Mets owner Steve Cohen spoke to reporters at spring training about spending, payroll and his daily involvement with the team. NewsdayTV's Tim Healey reports. Credit: Newsday/Alejandra Villa Loarca

PORT ST. LUCIE, Fla. — Entering his third season as owner of the Mets, hedge-fund multibillionaire Steve Cohen has made this his team more than ever.

He is comfortable with losing significant money for the sake of a record payroll and a better chance to win a championship. He is proud of the progress in building organizational infrastructure so it can become a smoother, self-sufficient baseball and business operation. And he is more involved in day-to-day goings-on than in the past after the apparent minimizing of Sandy Alderson.

Alderson, the former general manager who rejoined the Mets as team president when Cohen purchased the team in the fall of 2020, already has moved to an advisory role, Cohen said during a news conference at Clover Park on Monday. The Mets continue to look for a replacement — a process that began in September — but “absolutely” might go all season without one, according to the owner.

“I have high standards,” Cohen said during a 20-minute interview with a group of reporters, his first since June. “I don’t feel like I’m in any rush because the people in management, they’re senior people, they’re very competent at what they do. So it’s gotta be someone that I’m excited about bringing in. Meanwhile, I’m the CEO right now. I don’t know if that’s good or bad. When we find the right person, I’ll hire them.”

He has held the CEO title his whole tenure, but now he is functioning as the de facto president, too, without Alderson as his top liaison. Cohen said he is at Citi Field — instead of his “day job,” as he often calls it — on Thursdays “doing meetings all day with the staff.”

The Mets announced last year that Alderson would stay on as president until a successor was chosen. Cohen was not asked why the plan changed.

With a luxury-tax payroll at an estimated $370 million, the Mets this year are projected to lose an amount of money that Cohen described as “bigger than a breadbox.” He did not disagree with the premise of a question about the deficit being in the hundreds of millions of dollars.

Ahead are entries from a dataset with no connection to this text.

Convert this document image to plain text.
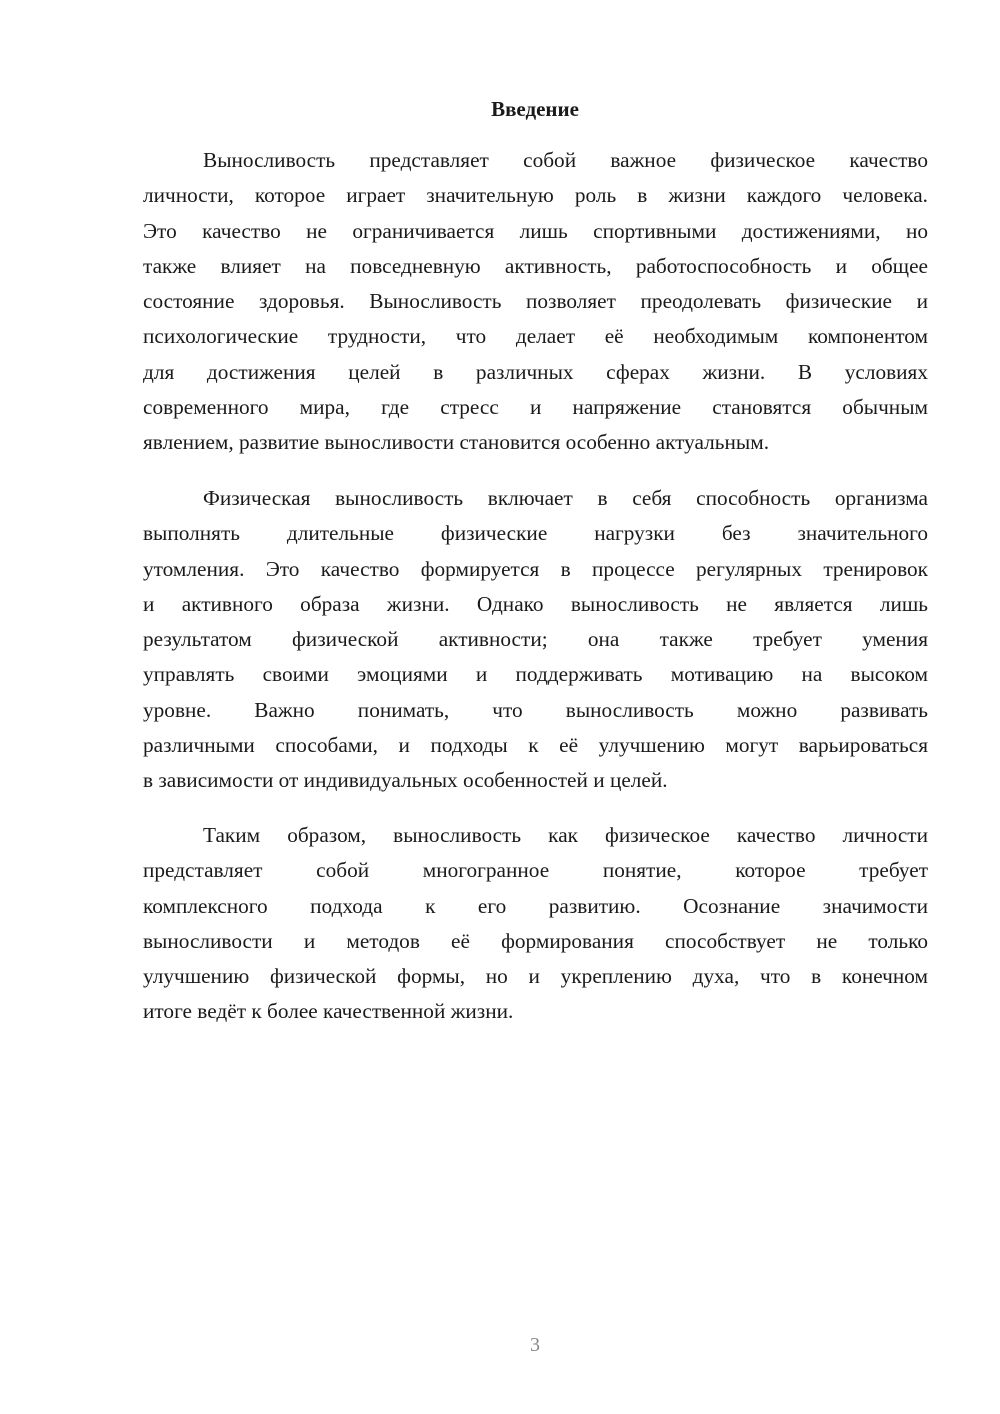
Введение
Выносливость представляет собой важное физическое качество
личности, которое играет значительную роль в жизни каждого человека.
Это качество не ограничивается лишь спортивными достижениями, но
также влияет на повседневную активность, работоспособность и общее
состояние здоровья. Выносливость позволяет преодолевать физические и
психологические трудности, что делает её необходимым компонентом
для достижения целей в различных сферах жизни. В условиях
современного мира, где стресс и напряжение становятся обычным
явлением, развитие выносливости становится особенно актуальным.
Физическая выносливость включает в себя способность организма
выполнять длительные физические нагрузки без значительного
утомления. Это качество формируется в процессе регулярных тренировок
и активного образа жизни. Однако выносливость не является лишь
результатом физической активности; она также требует умения
управлять своими эмоциями и поддерживать мотивацию на высоком
уровне. Важно понимать, что выносливость можно развивать
различными способами, и подходы к её улучшению могут варьироваться
в зависимости от индивидуальных особенностей и целей.
Таким образом, выносливость как физическое качество личности
представляет собой многогранное понятие, которое требует
комплексного подхода к его развитию. Осознание значимости
выносливости и методов её формирования способствует не только
улучшению физической формы, но и укреплению духа, что в конечном
итоге ведёт к более качественной жизни.
3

Mets owner Steve Cohen discusses his thoughts on the team, the process and more during spring training on Monday in Port St. Lucie, Florida.

That mode of operation — being fine taking that kind of loss — will not last forever, Cohen hinted. He reiterated a point that general manager Billy Eppler has made repeatedly, that the Mets’ extreme spending on the major-league roster is a “bridge” to an era when the Mets develop their own players and don’t need to buy them as often.

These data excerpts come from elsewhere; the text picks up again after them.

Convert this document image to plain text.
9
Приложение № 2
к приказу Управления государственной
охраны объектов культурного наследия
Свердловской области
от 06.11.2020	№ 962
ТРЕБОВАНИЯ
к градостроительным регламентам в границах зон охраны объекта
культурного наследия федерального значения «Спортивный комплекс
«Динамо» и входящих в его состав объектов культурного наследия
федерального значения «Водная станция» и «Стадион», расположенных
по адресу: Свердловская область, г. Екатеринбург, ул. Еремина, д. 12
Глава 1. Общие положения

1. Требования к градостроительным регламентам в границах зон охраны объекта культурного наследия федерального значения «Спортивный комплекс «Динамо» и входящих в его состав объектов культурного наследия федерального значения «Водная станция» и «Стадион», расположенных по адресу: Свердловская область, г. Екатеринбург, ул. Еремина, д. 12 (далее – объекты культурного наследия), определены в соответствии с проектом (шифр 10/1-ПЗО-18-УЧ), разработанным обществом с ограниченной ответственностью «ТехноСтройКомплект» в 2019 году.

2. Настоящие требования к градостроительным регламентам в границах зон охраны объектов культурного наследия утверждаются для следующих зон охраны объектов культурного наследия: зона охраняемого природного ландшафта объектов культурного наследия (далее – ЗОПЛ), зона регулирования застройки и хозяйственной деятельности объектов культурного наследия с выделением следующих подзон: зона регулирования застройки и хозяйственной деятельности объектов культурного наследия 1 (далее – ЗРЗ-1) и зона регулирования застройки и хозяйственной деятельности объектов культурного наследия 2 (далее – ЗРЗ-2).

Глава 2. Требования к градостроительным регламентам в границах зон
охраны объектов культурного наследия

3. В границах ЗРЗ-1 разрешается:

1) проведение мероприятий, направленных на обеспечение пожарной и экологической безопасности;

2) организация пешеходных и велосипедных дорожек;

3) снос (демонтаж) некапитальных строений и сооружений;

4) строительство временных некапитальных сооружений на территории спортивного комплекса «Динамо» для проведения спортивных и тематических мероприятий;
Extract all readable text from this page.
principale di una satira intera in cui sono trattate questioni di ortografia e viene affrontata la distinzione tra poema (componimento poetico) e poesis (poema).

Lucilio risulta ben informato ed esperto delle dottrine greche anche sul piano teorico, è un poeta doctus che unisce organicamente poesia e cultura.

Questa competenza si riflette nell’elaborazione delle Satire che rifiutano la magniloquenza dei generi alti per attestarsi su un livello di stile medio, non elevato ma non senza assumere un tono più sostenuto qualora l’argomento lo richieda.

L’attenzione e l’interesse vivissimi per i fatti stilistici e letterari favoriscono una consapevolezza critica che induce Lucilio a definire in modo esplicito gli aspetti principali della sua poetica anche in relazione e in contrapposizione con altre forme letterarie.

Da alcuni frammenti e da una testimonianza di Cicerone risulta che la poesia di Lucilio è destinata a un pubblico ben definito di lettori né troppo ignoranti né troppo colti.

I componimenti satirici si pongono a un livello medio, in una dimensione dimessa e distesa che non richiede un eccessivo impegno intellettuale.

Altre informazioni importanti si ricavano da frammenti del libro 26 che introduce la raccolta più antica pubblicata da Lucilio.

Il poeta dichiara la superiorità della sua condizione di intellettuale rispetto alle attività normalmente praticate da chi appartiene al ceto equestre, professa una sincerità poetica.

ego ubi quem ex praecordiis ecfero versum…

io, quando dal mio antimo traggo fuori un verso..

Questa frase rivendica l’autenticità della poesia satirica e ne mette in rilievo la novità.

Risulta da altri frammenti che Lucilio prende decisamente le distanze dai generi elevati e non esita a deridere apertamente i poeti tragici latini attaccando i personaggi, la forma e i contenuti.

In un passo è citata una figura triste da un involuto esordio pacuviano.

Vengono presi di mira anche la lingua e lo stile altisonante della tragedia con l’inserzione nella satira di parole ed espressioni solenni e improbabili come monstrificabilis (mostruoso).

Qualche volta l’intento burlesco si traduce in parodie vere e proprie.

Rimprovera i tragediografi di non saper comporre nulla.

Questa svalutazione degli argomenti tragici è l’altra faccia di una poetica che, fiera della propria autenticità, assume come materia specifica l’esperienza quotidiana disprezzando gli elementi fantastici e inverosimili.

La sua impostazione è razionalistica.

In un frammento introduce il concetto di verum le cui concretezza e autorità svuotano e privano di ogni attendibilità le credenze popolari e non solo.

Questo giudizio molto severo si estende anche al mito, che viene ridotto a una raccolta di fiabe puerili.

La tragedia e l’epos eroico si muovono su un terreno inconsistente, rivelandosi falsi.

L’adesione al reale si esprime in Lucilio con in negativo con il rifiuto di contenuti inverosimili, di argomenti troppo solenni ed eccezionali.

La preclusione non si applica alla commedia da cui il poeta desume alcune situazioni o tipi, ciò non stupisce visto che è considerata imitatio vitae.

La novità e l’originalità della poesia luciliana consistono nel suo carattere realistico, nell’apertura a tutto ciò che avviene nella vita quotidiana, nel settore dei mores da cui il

Cohen, whose net worth is estimated by Forbes to be $17.5 billion, declined to specify how long it might take to reach that sustainability. But he described getting there as “a marker of success of my ownership reign.”

“Listen, I have another business. So far, I’m doing pretty well,” he said. “Ultimately the path is to create a sustainable farm system. That’s how we’re going to lower our payroll in a way that doesn’t hurt our success. That’s where we ultimately have to go, at least for me, to consider my ownership a success.

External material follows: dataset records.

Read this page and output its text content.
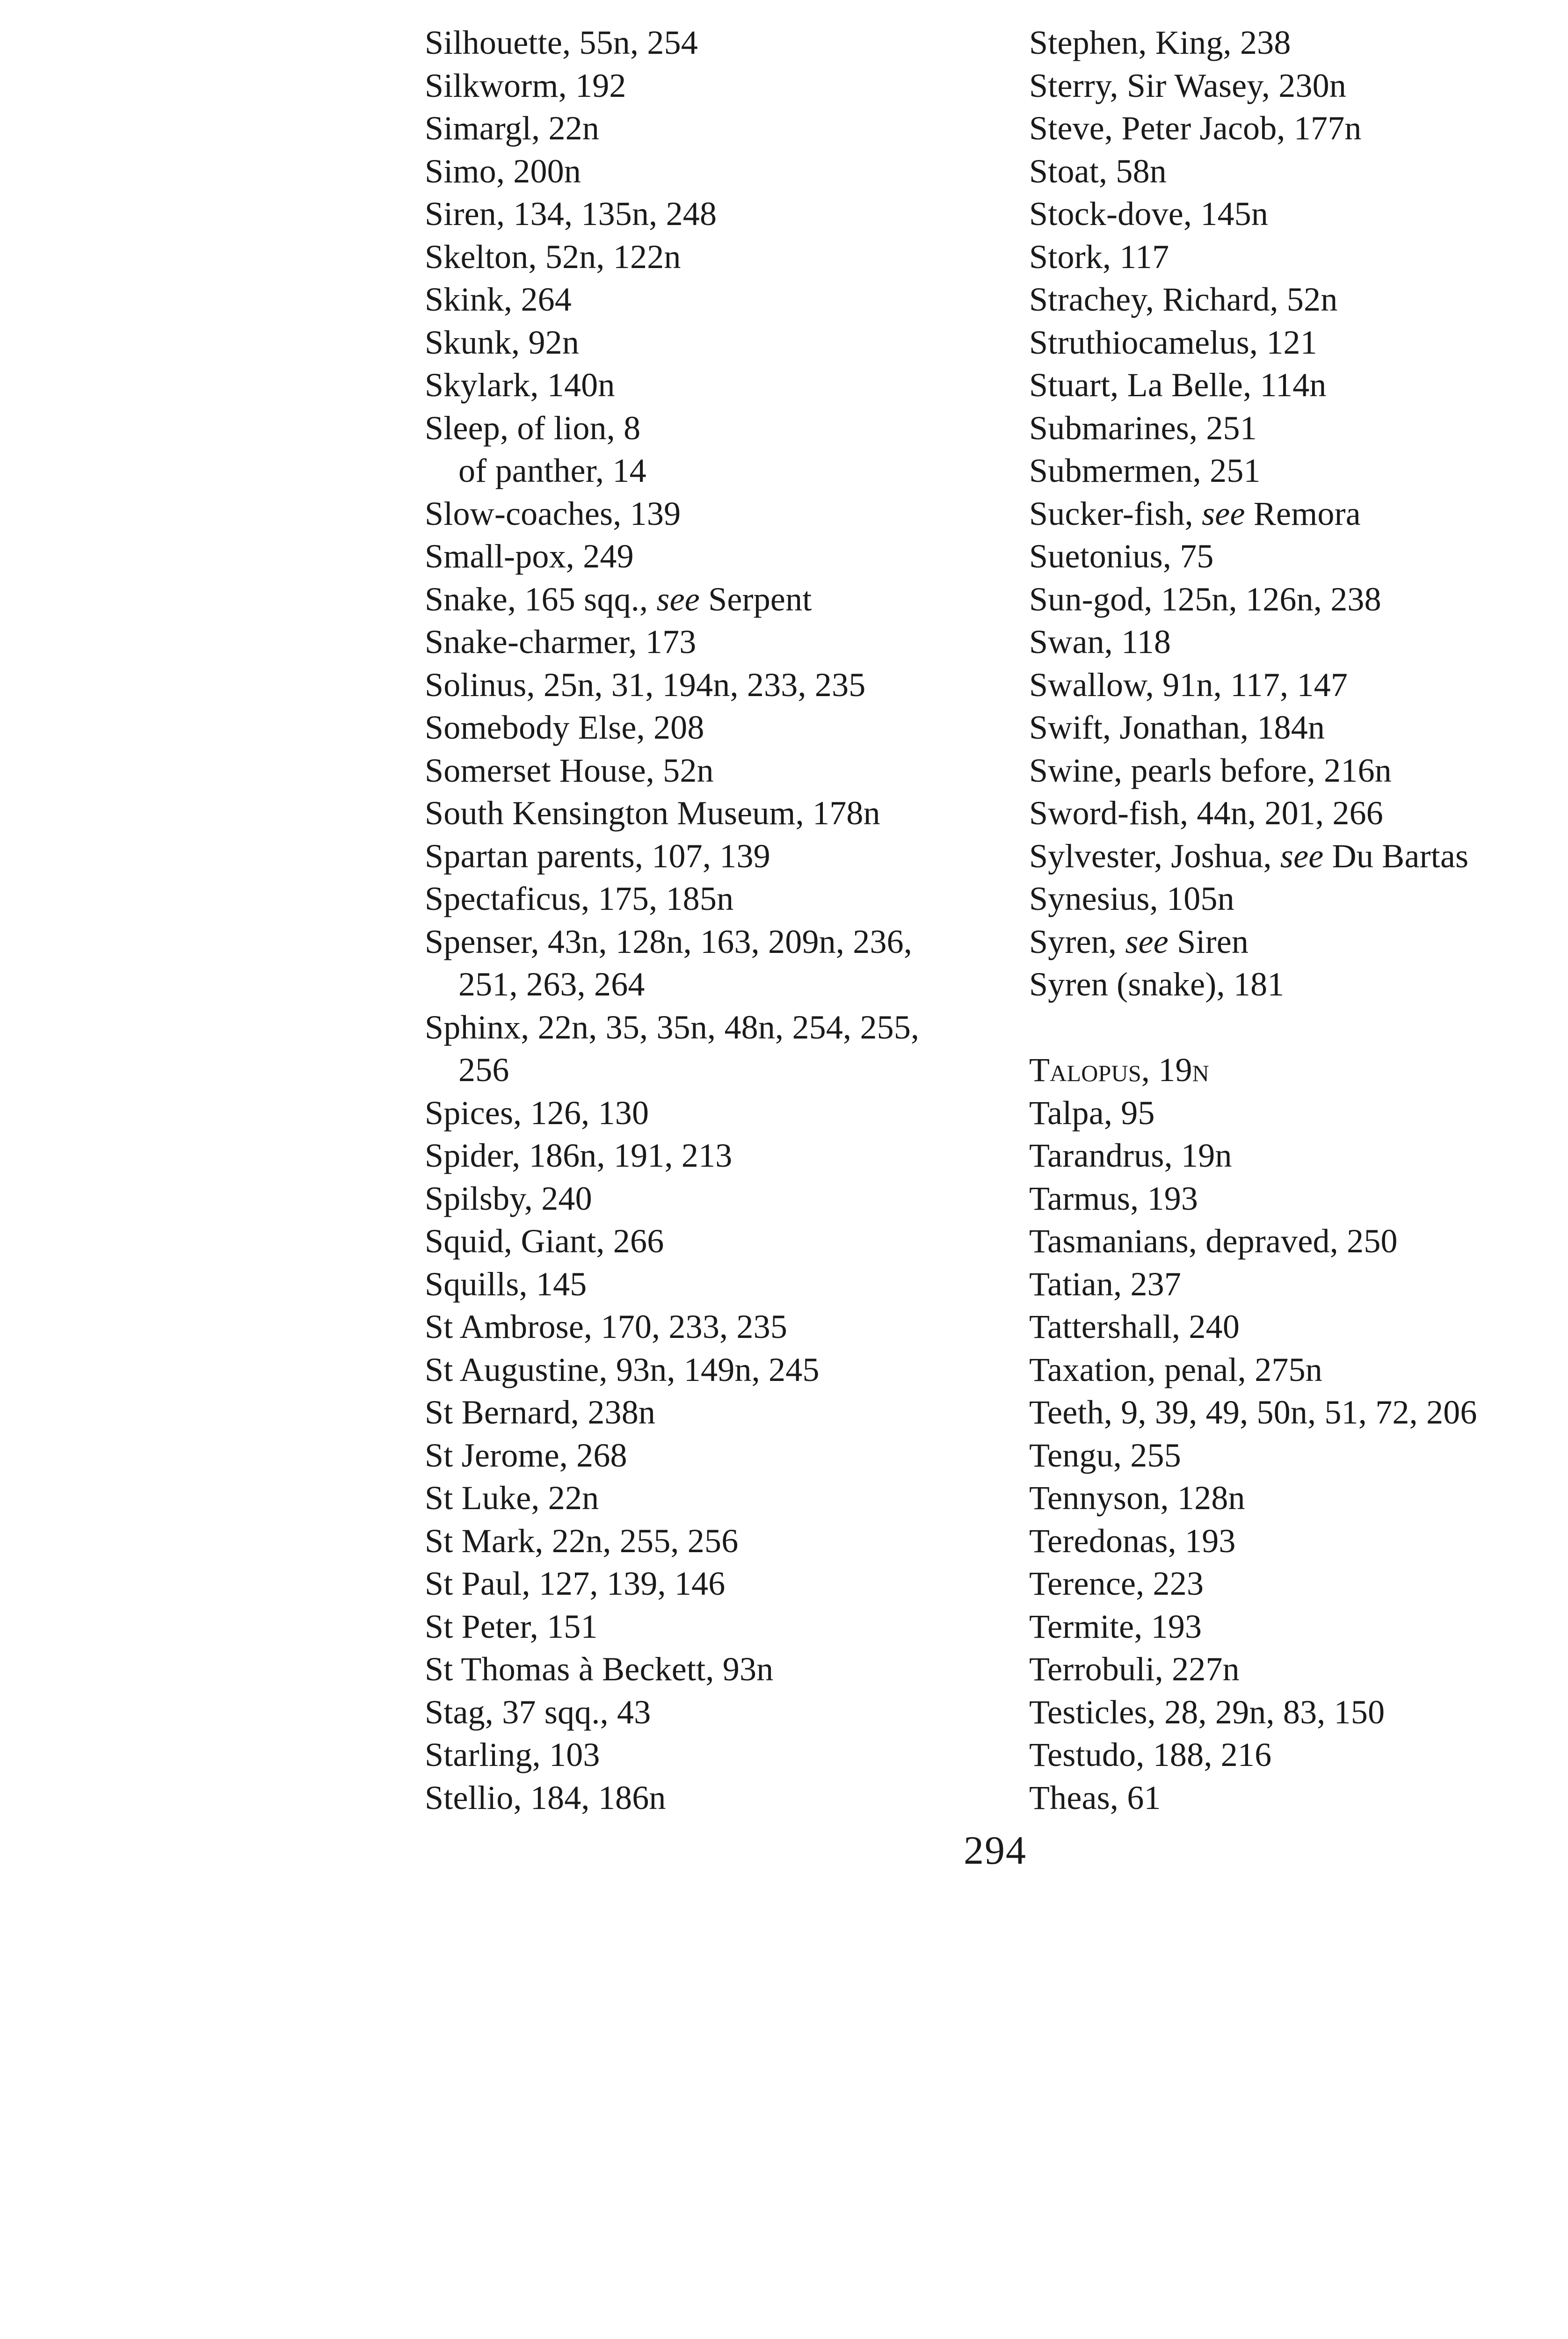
Silhouette, 55n, 254
Silkworm, 192
Simargl, 22n
Simo, 200n
Siren, 134, 135n, 248
Skelton, 52n, 122n
Skink, 264
Skunk, 92n
Skylark, 140n
Sleep, of lion, 8
of panther, 14
Slow-coaches, 139
Small-pox, 249
Snake, 165 sqq., see Serpent
Snake-charmer, 173
Solinus, 25n, 31, 194n, 233, 235
Somebody Else, 208
Somerset House, 52n
South Kensington Museum, 178n
Spartan parents, 107, 139
Spectaficus, 175, 185n
Spenser, 43n, 128n, 163, 209n, 236,
251, 263, 264
Sphinx, 22n, 35, 35n, 48n, 254, 255,
256
Spices, 126, 130
Spider, 186n, 191, 213
Spilsby, 240
Squid, Giant, 266
Squills, 145
St Ambrose, 170, 233, 235
St Augustine, 93n, 149n, 245
St Bernard, 238n
St Jerome, 268
St Luke, 22n
St Mark, 22n, 255, 256
St Paul, 127, 139, 146
St Peter, 151
St Thomas à Beckett, 93n
Stag, 37 sqq., 43
Starling, 103
Stellio, 184, 186n
Stephen, King, 238
Sterry, Sir Wasey, 230n
Steve, Peter Jacob, 177n
Stoat, 58n
Stock-dove, 145n
Stork, 117
Strachey, Richard, 52n
Struthiocamelus, 121
Stuart, La Belle, 114n
Submarines, 251
Submermen, 251
Sucker-fish, see Remora
Suetonius, 75
Sun-god, 125n, 126n, 238
Swan, 118
Swallow, 91n, 117, 147
Swift, Jonathan, 184n
Swine, pearls before, 216n
Sword-fish, 44n, 201, 266
Sylvester, Joshua, see Du Bartas
Synesius, 105n
Syren, see Siren
Syren (snake), 181
Talopus, 19n
Talpa, 95
Tarandrus, 19n
Tarmus, 193
Tasmanians, depraved, 250
Tatian, 237
Tattershall, 240
Taxation, penal, 275n
Teeth, 9, 39, 49, 50n, 51, 72, 206
Tengu, 255
Tennyson, 128n
Teredonas, 193
Terence, 223
Termite, 193
Terrobuli, 227n
Testicles, 28, 29n, 83, 150
Testudo, 188, 216
Theas, 61
294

“And I really feel it’s important. You can always supplement with free agents, and right now I’m bridging. But at some point, I think we’ll get to the point that other clubs have gotten to where we can do both.

“Ultimately, I want to develop a farm system and lower our payroll to something more reasonable.”

After an offseason in which the Mets committed nearly a half-billion dollars to players, including retaining Brandon Nimmo and Edwin Diaz and bringing in Justin Verlander and Kodai Senga, Cohen said he was surprised by the costs contracts reached across baseball.

The Mets wound up spending more than they anticipated at the outset of the offseason.

“I did not expect what happened, and I don’t think any of the owners did, either,” Cohen said. “It’s interesting because I had mentioned at [the owners’ meetings] the possibility that inflation might matter, given the inflation we saw in the general economy. All of a sudden, we were looking at prices [for free agents] up 25 to 30%.

“That was a shocker to me, and it changed our plans. We had to think differently. $300 million, which is still a lot of money, didn’t get us like it used to, what we could get. And so, listen, you’ve got to be flexible, you’ve got to be adaptable, and that’s how I do things.”